At the beginning of the 20th Century these instruments were a bit of a fad. They were novelty instruments, they sounded strange and looked stranger. You would typically find them being played in the music halls of the day. The majority of them were produced by A.T. Howson in London at the end of the 19th Century. Few of them survive in a playable condition.
Initially the most striking thing is that they have no resonating body. How do they even project the sound? They use a sound producing diaphragm as found in an old phonograph. The sound is then projected through an attached metal horn, this gives it quite an evocative and interesting tone. Depending on the talent of the player it can sound like anything from a ‘thin’ violin, to an old 78 record, to a mosquito with a sore throat. The instrument can be played with any horse hair bow, a cello bow is possible, but a bit unwieldy for such a fragile instrument. A violin bow works fine. The fiddle sits between the knees and is played vertically, actually in a similar way to many bowed instruments from India, China and other parts of Asia.
You will not find many of these instruments left in the world. You may see old and damaged ones in museums around the globe, but it is a disappearing artifact. Since it was little more than a novelty instrument to begin with, there is also obviously no traditional repertoire for it. It is a tricky instrument to play, having only one string and a very small musical range of just over one octave. This severely limits the types of music it can produce.

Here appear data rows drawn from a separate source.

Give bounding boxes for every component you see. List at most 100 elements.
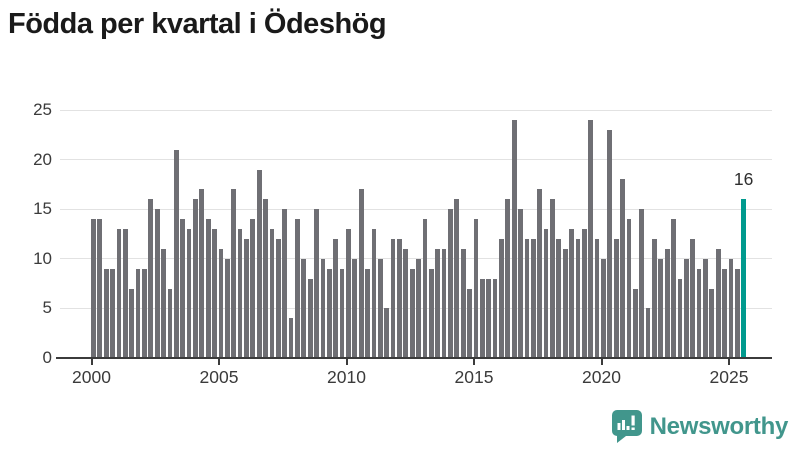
bar (186, 229, 192, 358)
bar (173, 149, 179, 358)
bar (428, 268, 434, 358)
bar (199, 189, 205, 358)
bar (307, 278, 313, 358)
bar (256, 169, 262, 358)
bar (97, 219, 103, 358)
bar (505, 199, 511, 358)
bar (142, 268, 147, 358)
bar (588, 119, 594, 358)
y-tick-label-25: 25 (33, 100, 52, 119)
bar (377, 258, 383, 358)
x-tick-label-2000: 2000 (72, 367, 111, 387)
bar (91, 219, 96, 358)
x-tick-label-2015: 2015 (454, 367, 494, 387)
y-tick-label-15: 15 (33, 199, 52, 219)
bar (645, 308, 651, 358)
x-tick-2025 (728, 359, 730, 365)
gridline-25 (60, 109, 772, 111)
bar (581, 229, 587, 358)
x-tick-2000 (90, 359, 93, 365)
bar (180, 219, 186, 358)
bar (205, 219, 211, 358)
bar (499, 238, 504, 358)
bar (346, 229, 351, 358)
bar (231, 189, 237, 358)
bar (671, 219, 676, 358)
x-axis-line (56, 357, 772, 359)
bar (403, 248, 409, 358)
bar (154, 209, 160, 358)
bar (326, 268, 332, 358)
bar (365, 268, 370, 358)
bar (550, 199, 555, 358)
bar (524, 238, 530, 358)
bar (135, 268, 141, 358)
bar (454, 199, 460, 358)
highlighted-bar (741, 199, 747, 358)
bar (518, 209, 523, 358)
bar (601, 258, 606, 358)
bar (626, 219, 632, 358)
bar (709, 288, 715, 358)
bar (371, 229, 377, 358)
gridline-20 (60, 159, 772, 161)
bar (161, 248, 166, 358)
bar (314, 209, 319, 358)
bar (167, 288, 173, 358)
bar (320, 258, 326, 358)
bar (537, 189, 543, 358)
bar (467, 288, 472, 358)
bar (620, 179, 625, 358)
bar (288, 318, 294, 358)
bar (562, 248, 568, 358)
bar (479, 278, 485, 358)
bar (409, 268, 415, 358)
bar (690, 238, 696, 358)
bar (148, 199, 154, 358)
bar (263, 199, 268, 358)
gridline-10 (60, 258, 772, 260)
bar (632, 288, 638, 358)
bar (492, 278, 498, 358)
x-tick-label-2010: 2010 (327, 367, 366, 387)
speech-bubble-bar-chart-icon (611, 410, 642, 443)
brand-name: Newsworthy (649, 412, 789, 440)
bar (460, 248, 466, 358)
bar (129, 288, 135, 358)
bar (613, 238, 619, 358)
bar (696, 268, 702, 358)
bar (435, 248, 441, 358)
bar (358, 189, 364, 358)
bar (237, 229, 243, 358)
bar (728, 258, 734, 358)
bar (352, 258, 358, 358)
bar (250, 219, 256, 358)
bar (607, 129, 613, 358)
bar (575, 238, 581, 358)
bar (530, 238, 536, 358)
bar (110, 268, 115, 358)
bar (543, 229, 549, 358)
bar (422, 219, 428, 358)
x-tick-label-2005: 2005 (199, 367, 239, 387)
bar (683, 258, 689, 358)
bar (244, 238, 249, 358)
bar (664, 248, 670, 358)
x-tick-2010 (345, 359, 348, 365)
bar (652, 238, 657, 358)
newsworthy-logo[interactable]: Newsworthy (611, 410, 789, 443)
bar (639, 209, 645, 358)
gridline-15 (60, 208, 772, 210)
bar (224, 258, 230, 358)
bar (218, 248, 224, 358)
bar (397, 238, 402, 358)
page-title: Födda per kvartal i Ödeshög (8, 8, 387, 40)
bar (511, 119, 517, 358)
bar (116, 229, 122, 358)
bar (594, 238, 600, 358)
bar (122, 229, 128, 358)
x-tick-label-2020: 2020 (582, 367, 621, 387)
bar (416, 258, 421, 358)
bar (282, 209, 288, 358)
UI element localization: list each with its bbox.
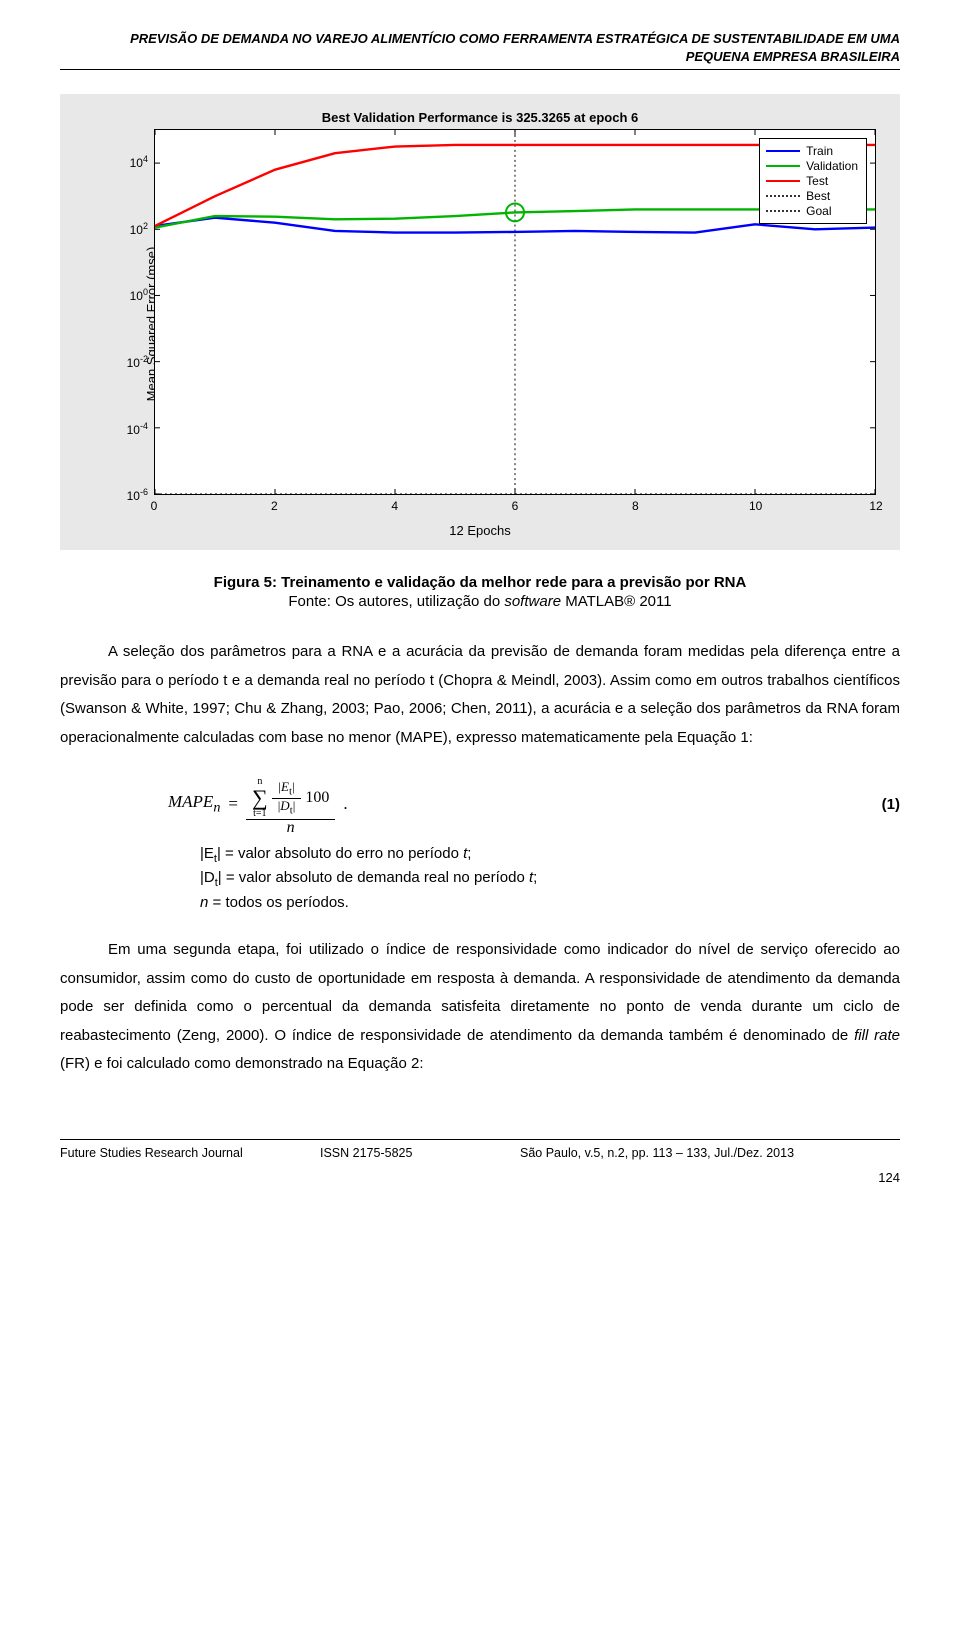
xtick-label: 0 (151, 499, 158, 513)
x-axis-ticks: 024681012 (154, 497, 876, 519)
eq-outer-den: n (281, 820, 301, 837)
page: PREVISÃO DE DEMANDA NO VAREJO ALIMENTÍCI… (60, 0, 900, 1225)
ytick-label: 104 (130, 154, 148, 170)
ytick-label: 102 (130, 221, 148, 237)
ytick-label: 100 (130, 287, 148, 303)
eq-inner-num-sub: t (289, 785, 292, 797)
equation-1-number: (1) (348, 796, 900, 813)
chart-legend: TrainValidationTestBestGoal (759, 138, 867, 224)
legend-swatch (766, 180, 800, 182)
eq-inner-den-sub: t (290, 804, 293, 816)
legend-item: Test (766, 174, 858, 188)
where-line-2: |Dt| = valor absoluto de demanda real no… (200, 867, 900, 892)
legend-label: Goal (806, 204, 831, 218)
ytick-label: 10-4 (127, 421, 148, 437)
legend-label: Train (806, 144, 833, 158)
legend-swatch (766, 165, 800, 167)
equation-1-formula: MAPEn = n ∑ t=1 |Et| |Dt| 100 (168, 772, 348, 837)
where-line-3: n = todos os períodos. (200, 892, 900, 915)
matlab-chart-figure: Best Validation Performance is 325.3265 … (60, 94, 900, 550)
eq-lhs: MAPE (168, 792, 213, 811)
header-line2: PEQUENA EMPRESA BRASILEIRA (686, 49, 900, 64)
where-line-1: |Et| = valor absoluto do erro no período… (200, 843, 900, 868)
paragraph-1: A seleção dos parâmetros para a RNA e a … (60, 638, 900, 752)
equation-1: MAPEn = n ∑ t=1 |Et| |Dt| 100 (60, 772, 900, 837)
eq-lhs-sub: n (213, 800, 220, 816)
eq-times100: 100 (305, 790, 329, 807)
y-axis-ticks: 10-610-410-2100102104 (114, 129, 152, 495)
plot-box: TrainValidationTestBestGoal (154, 129, 876, 495)
legend-swatch (766, 210, 800, 212)
legend-label: Best (806, 189, 830, 203)
figure-source-software: software (504, 593, 561, 610)
legend-swatch (766, 195, 800, 197)
paragraph-2: Em uma segunda etapa, foi utilizado o ín… (60, 936, 900, 1079)
footer-issue: São Paulo, v.5, n.2, pp. 113 – 133, Jul.… (520, 1146, 900, 1160)
xtick-label: 6 (512, 499, 519, 513)
xtick-label: 10 (749, 499, 762, 513)
xtick-label: 12 (869, 499, 882, 513)
footer: Future Studies Research Journal ISSN 217… (60, 1139, 900, 1185)
ytick-label: 10-2 (127, 354, 148, 370)
xtick-label: 4 (391, 499, 398, 513)
legend-item: Train (766, 144, 858, 158)
figure-source-suffix: MATLAB® 2011 (561, 593, 672, 610)
legend-item: Goal (766, 204, 858, 218)
header-line1: PREVISÃO DE DEMANDA NO VAREJO ALIMENTÍCI… (130, 31, 900, 46)
legend-label: Test (806, 174, 828, 188)
eq-inner-den: D (280, 798, 289, 813)
chart-title: Best Validation Performance is 325.3265 … (74, 110, 886, 125)
footer-line: Future Studies Research Journal ISSN 217… (60, 1146, 900, 1160)
eq-equals: = (228, 794, 238, 814)
footer-issn: ISSN 2175-5825 (320, 1146, 520, 1160)
xtick-label: 8 (632, 499, 639, 513)
page-number: 124 (60, 1170, 900, 1185)
footer-journal: Future Studies Research Journal (60, 1146, 320, 1160)
xtick-label: 2 (271, 499, 278, 513)
running-header: PREVISÃO DE DEMANDA NO VAREJO ALIMENTÍCI… (60, 30, 900, 70)
figure-caption: Figura 5: Treinamento e validação da mel… (60, 574, 900, 591)
eq-sum-lower: t=1 (253, 809, 266, 819)
figure-source: Fonte: Os autores, utilização do softwar… (60, 593, 900, 610)
equation-1-where: |Et| = valor absoluto do erro no período… (200, 843, 900, 915)
legend-swatch (766, 150, 800, 152)
legend-item: Best (766, 189, 858, 203)
figure-source-prefix: Fonte: Os autores, utilização do (288, 593, 504, 610)
paragraph-2-tail: (FR) e foi calculado como demonstrado na… (60, 1055, 424, 1072)
chart-xlabel: 12 Epochs (74, 523, 886, 538)
paragraph-2-italic: fill rate (854, 1027, 900, 1044)
legend-label: Validation (806, 159, 858, 173)
legend-item: Validation (766, 159, 858, 173)
eq-inner-num: E (281, 779, 289, 794)
paragraph-2-main: Em uma segunda etapa, foi utilizado o ín… (60, 941, 900, 1044)
chart-area: Mean Squared Error (mse) 10-610-410-2100… (74, 129, 886, 519)
ytick-label: 10-6 (127, 487, 148, 503)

‘The Mysterious Voice of the One String Phonofiddle’ is an album of music which aims to not only introduce the instrument to the curious quidnuncs of the public, but also to address some of the questions raised about musical styles and idioms. The album, by Makmed the Miller, contains fifteen tracks. Most of them are original pieces of work, some more or less improvisations, others ‘real’ tunes. The styles move between tunes of ‘the old world’ and the blips and bleeps of the post-situationist musical landscape in which we find ourselves today.